Covid-19 is thriving on globalisation

6 mins read

When officials tell you not to panic about the coronavirus outbreak the fear begins to start in your toes and work its up into a frenzy until every sniffle and cough is a potential prison sentence.

Cypriots like every other human being are irrational, even though Covid-19 hasn’t reached our shores it is quickly enveloping many other countries in Europe like throwing a cloak over a lampshade.

Health experts tell us to keep hygiene a priority, wash our hands frequently, avoid crowded places, keep the windows open and take walks in a field.

Despite knowing this virus, if contracted, only really seriously affects about 5% of those who get it does not make you feel like the odds are in your favour.

People are out there panic buying paper masks when science suggests they are that effective as the coronavirus microbes can get through — your better off keeping your distance.

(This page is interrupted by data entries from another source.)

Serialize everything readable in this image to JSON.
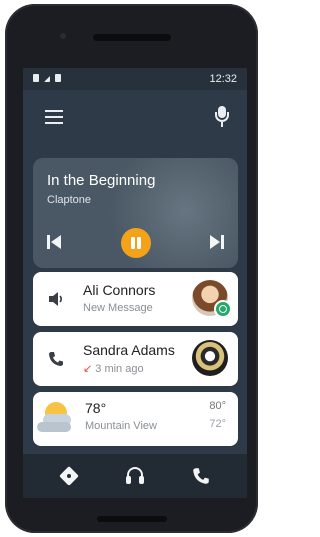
{
  "status_bar": {
    "time": "12:32"
  },
  "icons": {
    "menu": "hamburger-menu-icon",
    "voice": "microphone-icon",
    "prev": "skip-previous-icon",
    "play": "pause-icon",
    "next": "skip-next-icon",
    "message": "speaker-icon",
    "call": "phone-icon",
    "weather": "partly-cloudy-icon",
    "nav_maps": "navigation-icon",
    "nav_media": "headphones-icon",
    "nav_phone": "phone-icon"
  },
  "media": {
    "title": "In the Beginning",
    "artist": "Claptone",
    "accent": "#f3a21a"
  },
  "notifications": [
    {
      "primary": "Ali Connors",
      "secondary": "New Message"
    },
    {
      "primary": "Sandra Adams",
      "secondary": "3 min ago"
    }
  ],
  "weather": {
    "temp": "78°",
    "city": "Mountain View",
    "high": "80°",
    "low": "72°"
  },
  "colors": {
    "screen_bg": "#2e3a47",
    "card_bg": "#ffffff",
    "accent": "#f3a21a",
    "nav_bg": "#222a34"
  }
}
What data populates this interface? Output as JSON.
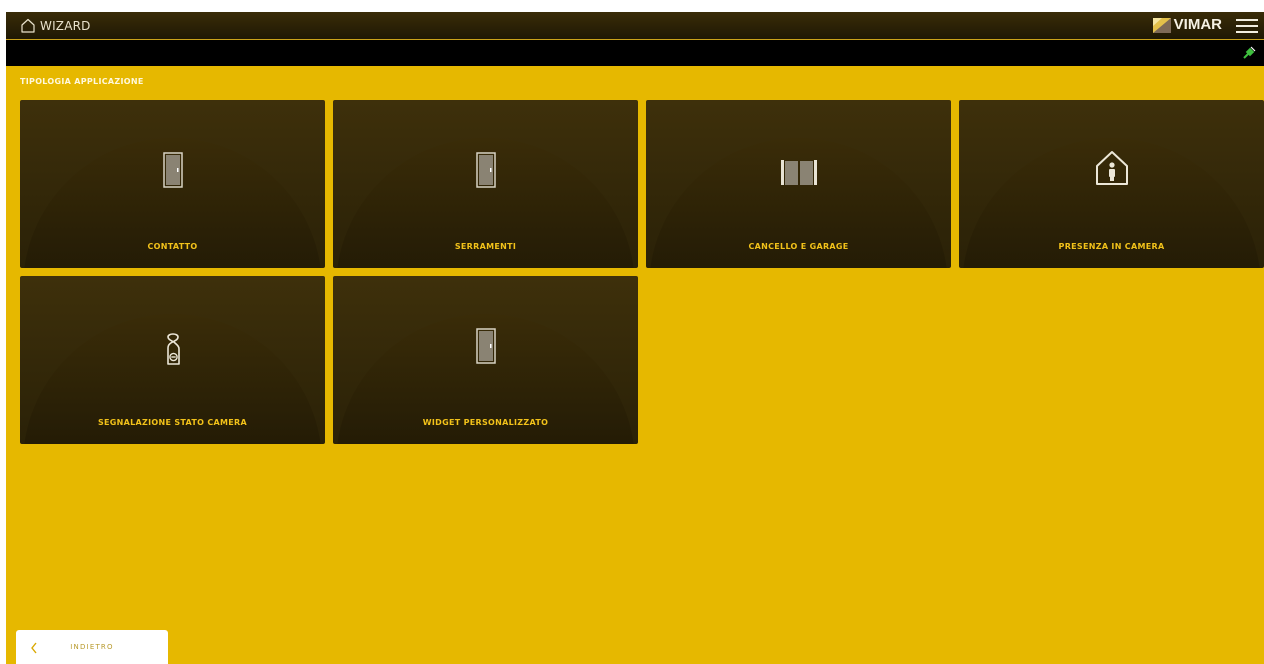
{
  "header": {
    "title": "WIZARD",
    "brand": "VIMAR",
    "home_icon": "home-icon",
    "menu_icon": "hamburger-menu-icon"
  },
  "status": {
    "connection_icon": "connection-plug-icon"
  },
  "section": {
    "title": "TIPOLOGIA APPLICAZIONE"
  },
  "tiles": [
    {
      "label": "CONTATTO",
      "icon": "door-icon"
    },
    {
      "label": "SERRAMENTI",
      "icon": "door-icon"
    },
    {
      "label": "CANCELLO E GARAGE",
      "icon": "gate-icon"
    },
    {
      "label": "PRESENZA IN CAMERA",
      "icon": "person-in-house-icon"
    },
    {
      "label": "SEGNALAZIONE STATO CAMERA",
      "icon": "door-hanger-icon"
    },
    {
      "label": "WIDGET PERSONALIZZATO",
      "icon": "door-icon"
    }
  ],
  "footer": {
    "back_label": "INDIETRO",
    "back_icon": "chevron-left-icon"
  },
  "colors": {
    "background": "#e6b800",
    "tile": "#2e2408",
    "tile_label": "#f2c21a",
    "topbar": "#2a2106"
  }
}
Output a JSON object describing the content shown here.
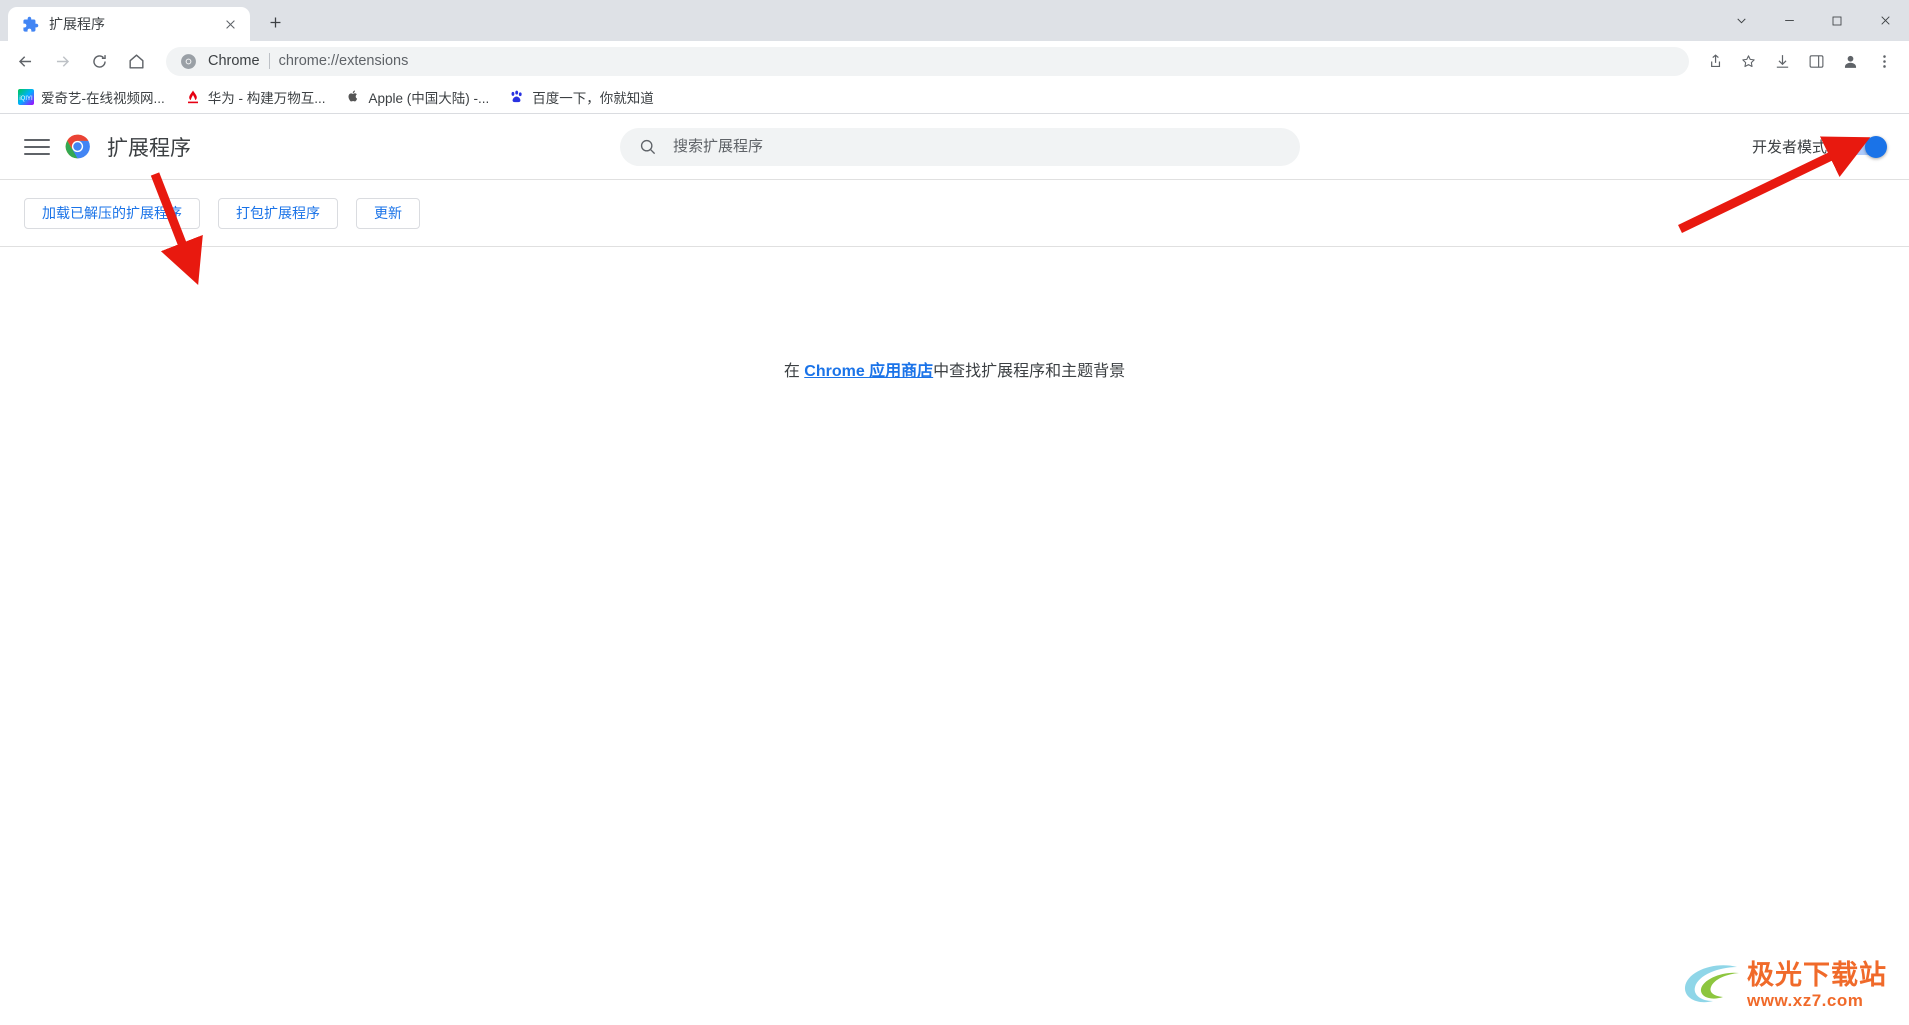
{
  "window": {
    "controls": [
      "chevron-down",
      "minimize",
      "maximize",
      "close"
    ]
  },
  "tabstrip": {
    "tabs": [
      {
        "title": "扩展程序",
        "favicon": "puzzle-icon",
        "active": true
      }
    ],
    "new_tab_label": "+"
  },
  "toolbar": {
    "back_label": "←",
    "forward_label": "→",
    "reload_label": "⟳",
    "home_label": "⌂",
    "omnibox": {
      "chip": "Chrome",
      "url": "chrome://extensions",
      "icon": "chrome-logo-icon"
    },
    "right_icons": [
      "share-icon",
      "bookmark-star-icon",
      "download-icon",
      "side-panel-icon",
      "profile-icon",
      "more-menu-icon"
    ]
  },
  "bookmarks": [
    {
      "label": "爱奇艺-在线视频网...",
      "icon": "iqiyi-icon"
    },
    {
      "label": "华为 - 构建万物互...",
      "icon": "huawei-icon"
    },
    {
      "label": "Apple (中国大陆) -...",
      "icon": "apple-icon"
    },
    {
      "label": "百度一下，你就知道",
      "icon": "baidu-icon"
    }
  ],
  "extensions_page": {
    "title": "扩展程序",
    "menu_icon": "hamburger-menu-icon",
    "logo_icon": "chrome-logo-icon",
    "search": {
      "placeholder": "搜索扩展程序",
      "value": "",
      "icon": "search-icon"
    },
    "developer_mode": {
      "label": "开发者模式",
      "enabled": true
    },
    "actions": [
      {
        "label": "加载已解压的扩展程序",
        "name": "load-unpacked-button"
      },
      {
        "label": "打包扩展程序",
        "name": "pack-extension-button"
      },
      {
        "label": "更新",
        "name": "update-button"
      }
    ],
    "empty_state": {
      "prefix": "在 ",
      "link": "Chrome 应用商店",
      "suffix": "中查找扩展程序和主题背景"
    }
  },
  "annotations": {
    "arrow_color": "#e8190f",
    "arrows": [
      {
        "name": "arrow-to-load-unpacked",
        "points_to": "加载已解压的扩展程序"
      },
      {
        "name": "arrow-to-developer-mode-toggle",
        "points_to": "开发者模式"
      }
    ]
  },
  "watermark": {
    "title": "极光下载站",
    "url": "www.xz7.com"
  },
  "colors": {
    "accent": "#1a73e8",
    "tabstrip_bg": "#dee1e6",
    "omnibox_bg": "#f1f3f4",
    "toggle_on": "#1a73e8",
    "annotation_red": "#e8190f"
  }
}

This is playing out like some bad walking dead zombie horror where infection is inevitable and only your DNA can save the day.

There is a sense of trepidation that filters into everyday life, like knowing a strange mist will descend upon the landscape and take us hostage.

Maybe reading Stephen King novels is not the best way to sit out this monster outbreak that could become a pandemic without a vaccine to defend us.

They say the biggest enemy helping coronavirus is ignorance, panic and misinformation but if this turns nasty the implications are widespread.

Travel plans will have to be put on hold, mass gatherings will be out of the question, socialising becomes another risky venture, physical contact a no go.

Kids not going to school, cancelled sporting events and having to work from home will also become the new reality.

Cyprus is in the containment stage with no positive cases detected so far but with an outbreak in northern Italy and Greece also becoming an infected country, the question seems to be when not if the virus will spread here.

If people are wary, confused, hesitant and worried on an island that doesn’t have coronavirus, what about the places that do have it?

Fear has penetrated international markets over concerns that the global economy will suffer a shock to the system that will be hard to correct if the wheels come off.

China is producing and buying less as it tries to fight the virus on a nuclear scale, where a no-nonsense scorched earth policy is starting to bring the numbers down at the epicentre of Wuhan.

Outside China Covid-19 is rapidly spreading to countries that are less equipped to fight the virus full on or batten down the hatches on free movement.

Open borders

Moreover, the flu-like disease is fuelled by globalisation, open borders, frictionless trade and connectivity. Luxuries we all enjoy and crave.

The more mobile we have become while living in crowded urban cities allows such viruses to thrive, doing the exact opposite – living in isolation – may defeat it.

Nevertheless, a world without connectivity and free trade will affect livelihoods, jobs will be lost if people can’t work or mass events are cancelled.

The rapid spread of the coronavirus has increased fears of a pandemic with more countries reporting their first cases and the World Health Organization (WHO) raising its risk alert to “very high”.

World shares have gone through the floor, winding up their worst week since the 2008 global financial crisis wiping out $6 trillion.

Hopes this nightmare would stay in China and be over in months have been smashed – going back to normal will take a while longer.

Countries other than China now account for about three-quarters of new infections.

To make matters worse, a Chinese official said some recovered patients were infectious, suggesting the epidemic may be even harder to eradicate than first thought.

That’s a scary notion, but we have to stay calm, take precautions and hope warmer weather will stop this killer in its tracks, although like the flu it will return.

For most of us it’s never going to happen but having to face this medical emergency puts a new spin on globalization.

Maybe we are better off just going down the corner shop that sells local produce rather than basking in the delights of a supermarket with its worldly treasures.

Sitting on a deckchair in the back garden/balcony reading Stephen King rather than getting tanned in Seychelles may be the safest place to be.